Built-in functions for compression/decompression in SQL Server 2016

SQL Server 2016 provides built in functions for compression and decompression:

  • COMPRESS - compress data using GZip algorithm and returns binary data.
  • DECOMPRESS - decompress binary data using GZip algorithm and returns binary data. You will need to cast binary data to text if you have originally compressed text.

These functions use standard GZip algorithm so you can compress data in application layer/client side and send compressed data to SQL Server, or you can compress data in SELECT query and DECOMPRESS it in client side.

In this example I will create standard table with binary data that will contain compressed content:

 CREATE TABLE People (
 _id int primary key identity,
 name nvarchar(max),
 surname nvarchar(max),
 info varbinary(max)
)

Now, we can directly load compressed information into this column.

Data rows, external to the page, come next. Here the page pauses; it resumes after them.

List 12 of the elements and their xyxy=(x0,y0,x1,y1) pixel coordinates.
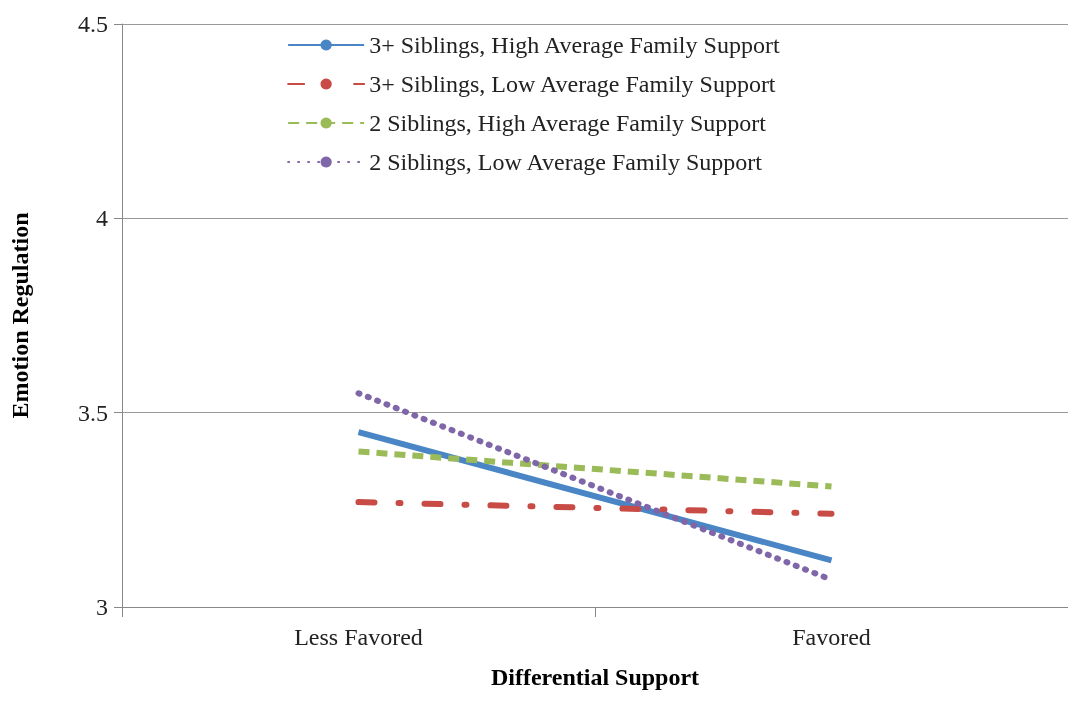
legend-label: 2 Siblings, High Average Family Support xyxy=(369,110,767,136)
y-tick-label: 4.5 xyxy=(78,11,108,37)
y-tick-label: 3.5 xyxy=(78,399,108,426)
x-tick-label: Favored xyxy=(792,624,871,650)
legend-label: 3+ Siblings, High Average Family Support xyxy=(369,32,780,58)
x-axis-title: Differential Support xyxy=(490,664,700,690)
y-tick-label: 3 xyxy=(96,594,108,620)
legend-label: 3+ Siblings, Low Average Family Support xyxy=(369,71,776,97)
y-axis-title: Emotion Regulation xyxy=(7,212,33,419)
legend-label: 2 Siblings, Low Average Family Support xyxy=(369,149,763,175)
x-tick-label: Less Favored xyxy=(294,624,423,650)
y-tick-label: 4 xyxy=(96,205,108,232)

 INSERT INTO People (name, surname, info)
 SELECT FirstName, LastName, COMPRESS(AdditionalInfo) FROM Person.Person
 

We can return compressed data directly to client who can decompress it, or we can decompress data in query:

 SELECT name, surname, DECOMPRESS(info) AS original
 FROM People

As an alternative, we can add computed column (non-persisted) that dynamically decompress data:

 ALTER TABLE People
 ADD info_text as CAST( DECOMPRESS(info) AS NVARCHAR(MAX))

What is compression rate?

You can try it - just create any text, compress it and see the ratio:

 declare @text nvarchar(max) = (select top 100 * from sys.all_objects for json path)
select DATALENGTH(@text) AS original, DATALENGTH(COMPRESS(@text)) AS compressed, 1.0 * DATALENGTH(@text) / DATALENGTH(COMPRESS(@text)) AS ratio 

You can change the number of rows that will be formatted as JSON to change size of text.

With these functions you can choose what data should be compressed in your tables. Compression may help you if you have text data, but if you have already compressed binary content (jpeg, pdf) you might not have good compression ratio and you will just spend CPU cycles.